When we started out, we looked at all the books that were already out there, of course. We did it the old-fashioned, pre-Internet way: we went to a large bookstore, and there they all were. Psychology books and then, in their own little section, self-help books. Psychology books were about how things worked. Self-help books were about how to make things better, but they were also a different culture, as different as Times Square and Wall Street.
It hit us like a well-swung bat that all the self-help books were in the business of selling hope. Yeah, sure, on the surface the transaction was, You have a problem, we have a solution. But the emotional transaction was, You are discouraged, we offer hope. And they did so usually in the form of a big fat promise.
Now here’s how the psychology of this works, in case you’re interested. If I promise you the moon, maybe you won’t buy that I’ll be able to actually deliver the moon. But even if you take a discount—say, half a moon—you’re still pretty hyped up. And that’s the key thing. Hope feels good. The way a drug feels good.
And the best way to promise “the moon” is to offer a huge benefit with minimal effort on the reader’s part. “Earn a million dollars a year in real estate in your spare time!” That about captures it.
Almost all the self-help books we saw played that game. And here’s how it continues to work. You buy a book, huge promise, minimal effort, high hope. Things may get a bit better, but not much and not for long. Your hopes sag. So..., what?
You need another hit! And you buy another book.
Here’s how this was put in a recent New Yorker article: “This is, of course, the geometry of cruel optimism—the endless chase for a destination you’ll never reach.”
Sounds like the diet industry too, doesn’t it? So much of our life is like this, getting caught up in the “cruel optimism” of people overpromising and underdelivering. The grapefruit diet!

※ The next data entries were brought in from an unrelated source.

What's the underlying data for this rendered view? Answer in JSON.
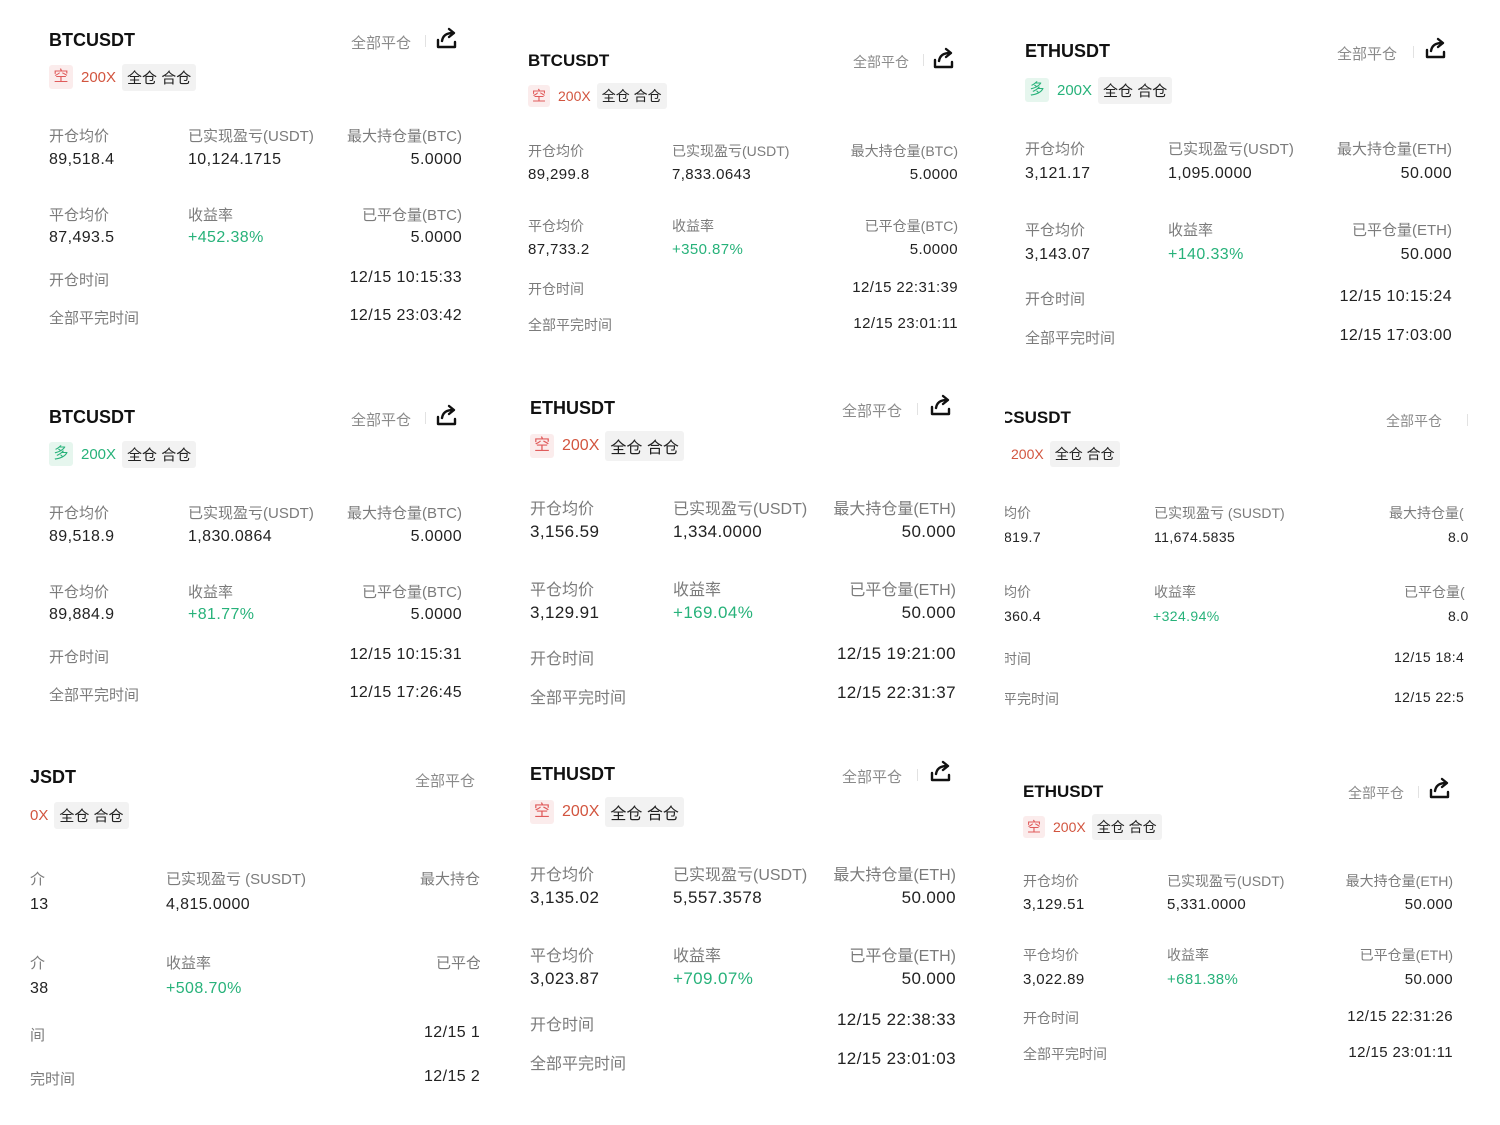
{
  "labels": {
    "close_all": "全部平仓",
    "open_avg": "开仓均价",
    "realized_pnl": "已实现盈亏(USDT)",
    "max_pos_btc": "最大持仓量(BTC)",
    "max_pos_eth": "最大持仓量(ETH)",
    "close_avg": "平仓均价",
    "yield": "收益率",
    "closed_btc": "已平仓量(BTC)",
    "closed_eth": "已平仓量(ETH)",
    "open_time": "开仓时间",
    "full_close_time": "全部平完时间",
    "margin_mode": "全仓 合仓"
  },
  "colors": {
    "short": "#e05b5b",
    "long": "#27b27a",
    "muted": "#8a8a8a"
  },
  "cards": [
    {
      "symbol": "BTCUSDT",
      "direction": "空",
      "leverage": "200X",
      "open_avg": "89,518.4",
      "realized_pnl": "10,124.1715",
      "max_pos": "5.0000",
      "close_avg": "87,493.5",
      "yield": "+452.38%",
      "closed_qty": "5.0000",
      "open_time": "12/15 10:15:33",
      "close_time": "12/15 23:03:42"
    },
    {
      "symbol": "BTCUSDT",
      "direction": "空",
      "leverage": "200X",
      "open_avg": "89,299.8",
      "realized_pnl": "7,833.0643",
      "max_pos": "5.0000",
      "close_avg": "87,733.2",
      "yield": "+350.87%",
      "closed_qty": "5.0000",
      "open_time": "12/15 22:31:39",
      "close_time": "12/15 23:01:11"
    },
    {
      "symbol": "ETHUSDT",
      "direction": "多",
      "leverage": "200X",
      "open_avg": "3,121.17",
      "realized_pnl": "1,095.0000",
      "max_pos": "50.000",
      "close_avg": "3,143.07",
      "yield": "+140.33%",
      "closed_qty": "50.000",
      "open_time": "12/15 10:15:24",
      "close_time": "12/15 17:03:00"
    },
    {
      "symbol": "BTCUSDT",
      "direction": "多",
      "leverage": "200X",
      "open_avg": "89,518.9",
      "realized_pnl": "1,830.0864",
      "max_pos": "5.0000",
      "close_avg": "89,884.9",
      "yield": "+81.77%",
      "closed_qty": "5.0000",
      "open_time": "12/15 10:15:31",
      "close_time": "12/15 17:26:45"
    },
    {
      "symbol": "ETHUSDT",
      "direction": "空",
      "leverage": "200X",
      "open_avg": "3,156.59",
      "realized_pnl": "1,334.0000",
      "max_pos": "50.000",
      "close_avg": "3,129.91",
      "yield": "+169.04%",
      "closed_qty": "50.000",
      "open_time": "12/15 19:21:00",
      "close_time": "12/15 22:31:37"
    },
    {
      "symbol": "CSUSDT",
      "direction": "",
      "leverage": "200X",
      "open_avg_label": "均价",
      "open_avg": "819.7",
      "realized_pnl_label": "已实现盈亏 (SUSDT)",
      "realized_pnl": "11,674.5835",
      "max_pos_label": "最大持仓量(",
      "max_pos": "8.0",
      "close_avg_label": "均价",
      "close_avg": "360.4",
      "yield": "+324.94%",
      "closed_label": "已平仓量(",
      "closed_qty": "8.0",
      "open_time_label": "时间",
      "open_time": "12/15 18:4",
      "close_time_label": "平完时间",
      "close_time": "12/15 22:5"
    },
    {
      "symbol": "JSDT",
      "direction": "",
      "leverage": "0X",
      "open_avg_label": "介",
      "open_avg": "13",
      "realized_pnl_label": "已实现盈亏 (SUSDT)",
      "realized_pnl": "4,815.0000",
      "max_pos_label": "最大持仓",
      "max_pos": "",
      "close_avg_label": "介",
      "close_avg": "38",
      "yield": "+508.70%",
      "closed_label": "已平仓",
      "closed_qty": "",
      "open_time_label": "间",
      "open_time": "12/15 1",
      "close_time_label": "完时间",
      "close_time": "12/15 2"
    },
    {
      "symbol": "ETHUSDT",
      "direction": "空",
      "leverage": "200X",
      "open_avg": "3,135.02",
      "realized_pnl": "5,557.3578",
      "max_pos": "50.000",
      "close_avg": "3,023.87",
      "yield": "+709.07%",
      "closed_qty": "50.000",
      "open_time": "12/15 22:38:33",
      "close_time": "12/15 23:01:03"
    },
    {
      "symbol": "ETHUSDT",
      "direction": "空",
      "leverage": "200X",
      "open_avg": "3,129.51",
      "realized_pnl": "5,331.0000",
      "max_pos": "50.000",
      "close_avg": "3,022.89",
      "yield": "+681.38%",
      "closed_qty": "50.000",
      "open_time": "12/15 22:31:26",
      "close_time": "12/15 23:01:11"
    }
  ]
}
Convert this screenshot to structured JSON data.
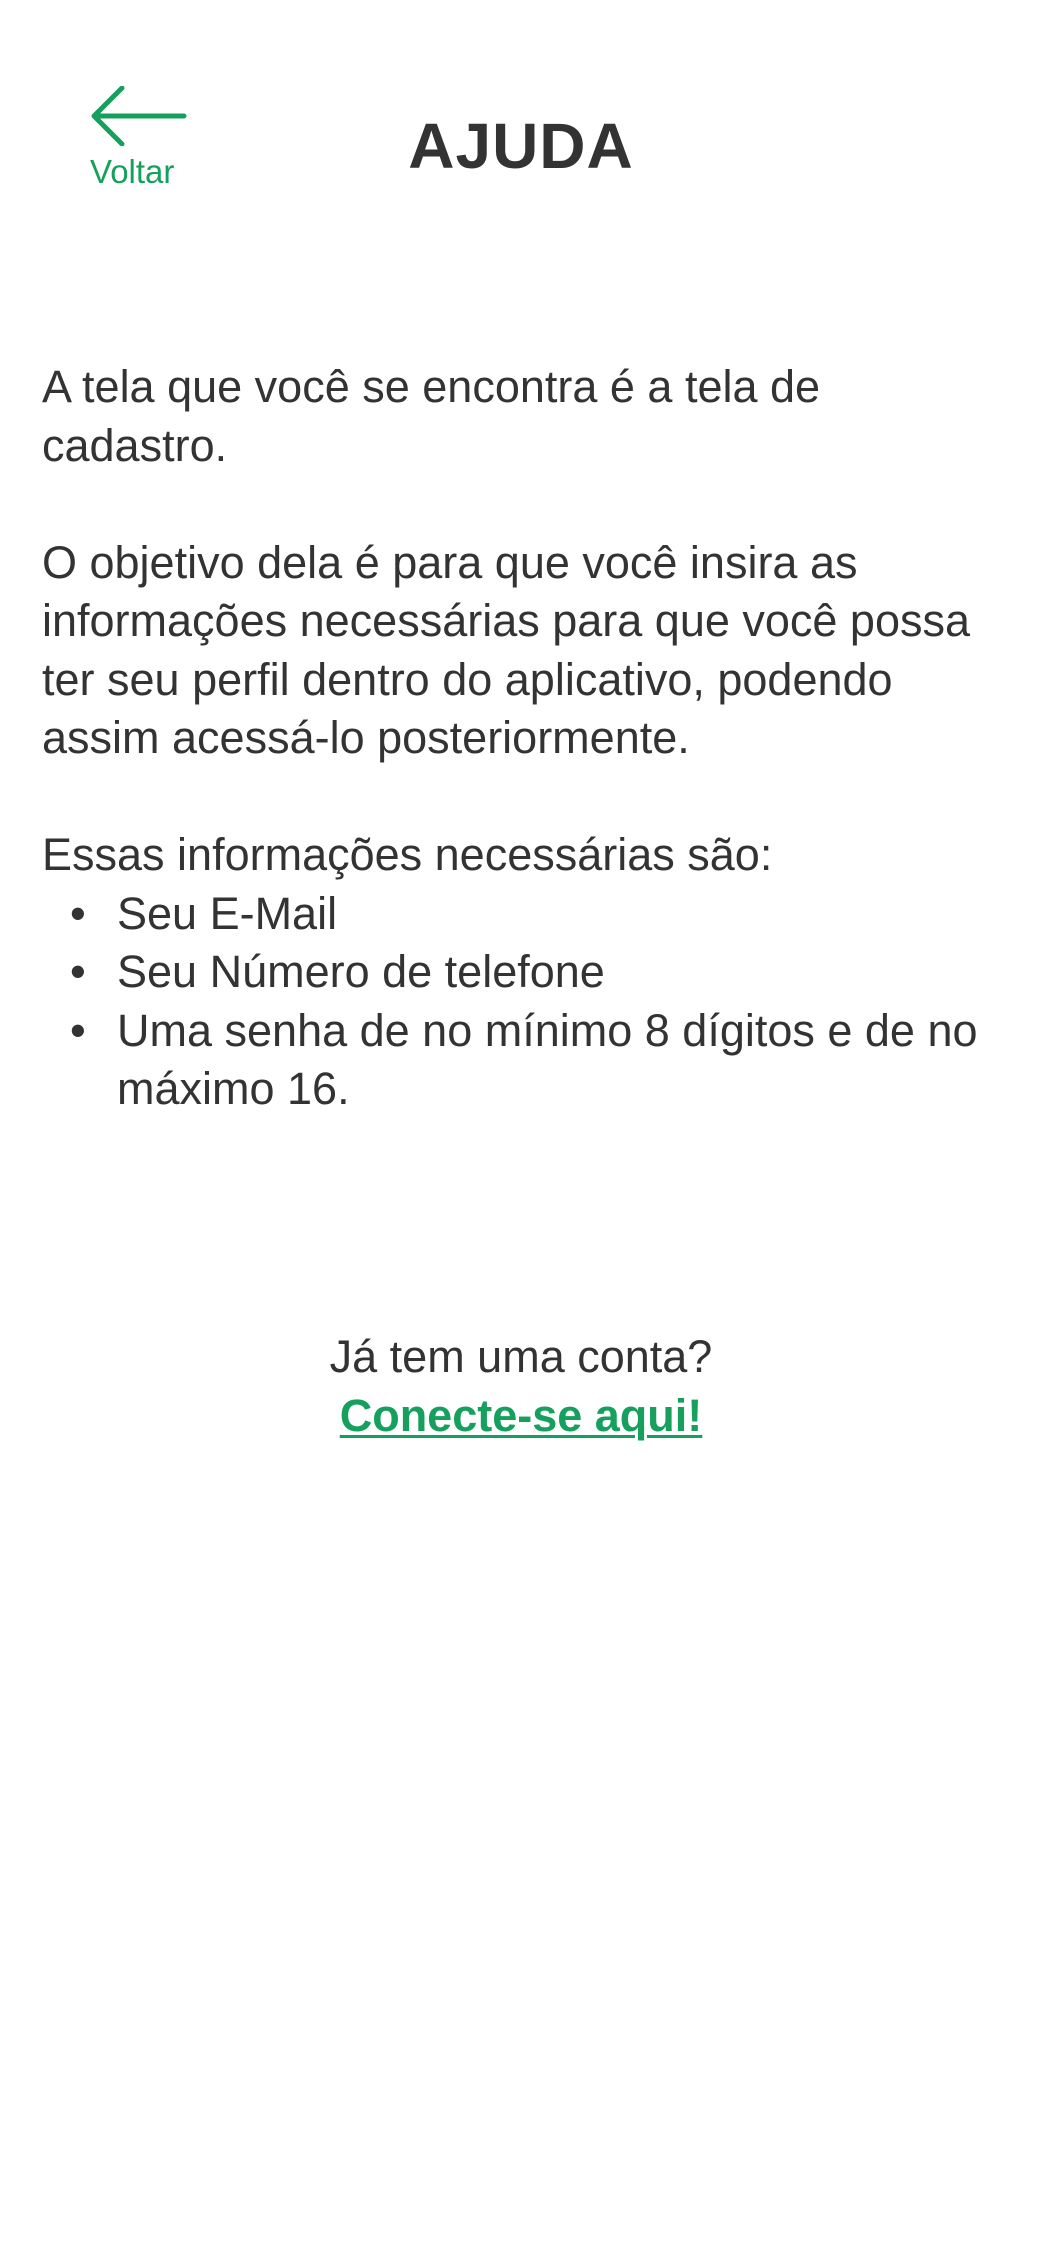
{
  "header": {
    "back_label": "Voltar",
    "title": "AJUDA"
  },
  "help": {
    "paragraph1": "A tela que você se encontra é a tela de cadastro.",
    "paragraph2": "O objetivo dela é para que você insira as informações necessárias para que você possa ter seu perfil dentro do aplicativo, podendo assim acessá-lo posteriormente.",
    "list_intro": "Essas informações necessárias são:",
    "items": [
      "Seu E-Mail",
      "Seu Número de telefone",
      "Uma senha de no mínimo 8 dígitos e de no máximo 16."
    ]
  },
  "footer": {
    "question": "Já tem uma conta?",
    "link": "Conecte-se aqui!"
  },
  "colors": {
    "accent": "#16a05d",
    "text": "#333333",
    "background": "#ffffff"
  },
  "icons": {
    "back": "arrow-left-icon"
  }
}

Well, Why Couples Fight is, or can be, important because it offers an off-ramp from the endless loop of hope, discouragement, and the search for more hope. Sadly, tragically, catastrophically it does so by asking you guys to pay a real price. I know! God forbid! You have to actually change the way you think about things—and each other—and the way you go about doing things with each other.
I don’t think it’s really all that hard. It’s not as hard as yoga or gardening! It’s not as hard as doing what you’ve been doing. But it is different, and that is hard for many of us.
And that brings us to another aspect of cruel optimism and self-help books. Self-help books tend to flatter their readers. “You already have everything you need,” is one of the most common points they make.
Telling people they instinctively do things wrong may be the way to give tennis lessons, but it’s not the way to write self-help books. But it’s what we do in our book, because—God help us—it’s true. Shoot the messenger if you like, but it’s still true that we have an instinct for responding to disempowerment with a re-empowering move, and this creates a self-perpetuating cycle, and this cycle can destroy a relationship.
Still, the good news is that once you know this and—we hope—accept this truth, you’re halfway to getting out of trouble. Of course, in the meanwhile you have to let go of blame: another bitter pill to swallow! But another step on the road to a relationship in which you get your needs met.
The importance of Why Couples Fight, then, is that now finally we have a relationship book for grownups. For people who are willing to see and accept what’s real, which is what grownups do. And who is willing to do what works to really solve the problem, which is also what grownups do.
Welcome to a world where problems are actually solved and things actually get done! I don’t know about you, but I think that’s important.